You can mark a resource as translatable manually on the Resource screen or using a prefix in Advanced Settings.
All collected resources are listed in Discovery > Resources and Content > Resources. All “pages” and files that are not of the
text/html content type will go here.
What sets resources apart from pages is that by default, they have no associated source entries or translations. Marking a resource as translatable means declaring that it does have translatable text that can be stored as source entries (and accessed via the Workbench).
So, to mark a resource as translatable:
Switch to List View
- switch from thumbnail view to list view
- click on the “Translate” button in the hover menu of a resource
The resource is moved to the page list and from that point onward, it can be opened on the Workbench. Note, however, that we have not yet told the proxy what and how to translate in it.
You can do the marking via prefixes. Go to Advanced settings to find the “Mark Multiple Resources as Translatable” text field. Copy & paste the prefixes of your choice and click on Save to apply your changes.
Mark Multiple Resources
Note that in the screenshot above, HTTP and HTTPS prefixes are handled separately, a recommended practice for sites that support both kinds of traffic. Prefixes are treated as simple strings by the proxy when matching them against a pathname. You are free to add as many of them as you like.
This feature is made available because cherry-picking resources for translation is not always feasible. For instance, versioned URLs are liable to create new resources on a project whenever a file is updated on the original site (the proxy keeps these URLs separate by default), but the new resources are not marked automatically.

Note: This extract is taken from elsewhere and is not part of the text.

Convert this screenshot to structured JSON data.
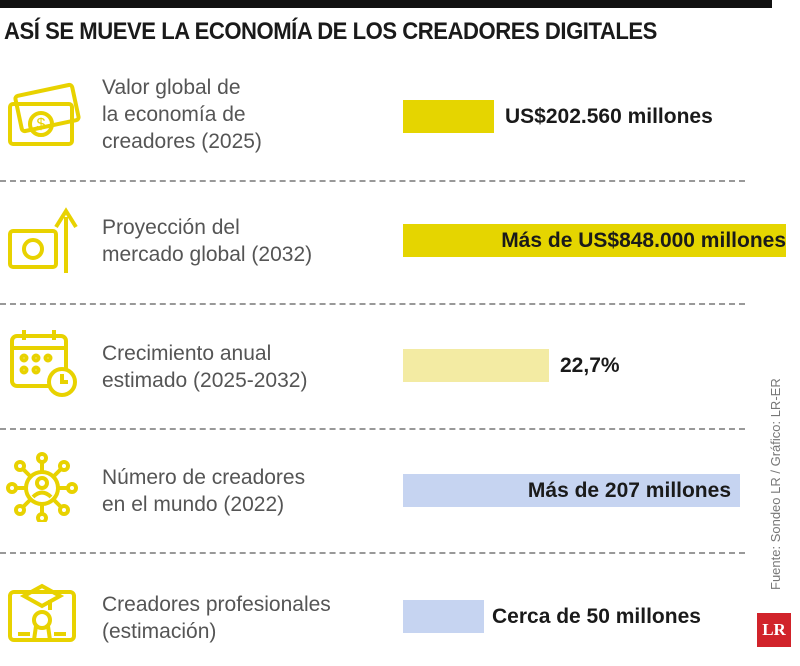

You will recognize those cases where you want to apply the exact same translation rules and process to a set of URLs that differ in minimal ways. A resource prefix will let you do this without having to mark things one-by-one as they come.
Picking up JSON/JS/XML content wholesale would be both costly and unwieldy. When you have successfully identified the source of content and earmarked it for translation, the last major task is to annotate those parts of it that really want to translate. JS/JSON paths and Xpaths can be used for this purpose.
Xpaths for XML AJAX responses in a similar way as JS/JSON paths do for their respective content types. For example,
assumes that the first
<component> node contains translatable HTML markup.
Due to space constraints, we decline to reproduce a full Xpath tutorial in this documentation, and direct the reader’s attention to the many tutorial resources available online. The W3Schools summary of Xpath syntax serves as a good starting point.
A simple content extraction crawl takes care of JS content in the source of an HTML document. But in many cases, such content is requested as part of a page load or via user action. The same limitation still applies, however: the page is not available to the crawler in a way that would allow for such “interactive” requests to start.
The solution is to extract content via Preview. Open the page in Preview mode and go through the required user actions to trigger all necessary events. The proxy will take care of extracting content from the affected dynamic responses (provided that your setup is correct).
Note the influence of TM Freeze on this approach: you need to disable it temporarily for Preview-based content extraction to work.
String Concatenation & Computed Values¶
JS translation cannot be used with values such as
var string = "You have " + getCartItems().length + " items in your basked"). In these cases, you either have to forego translation or change the content so that no computed expression is present among the concatenated elements.
This implies that those instances of string concatenation where no token of the expression is computable are supported. This is indeed so, and provided that the appropriate tweak is enabled in Advanced settings, the proxy can perform string concatenation upfront and handle the resulting string as a whole.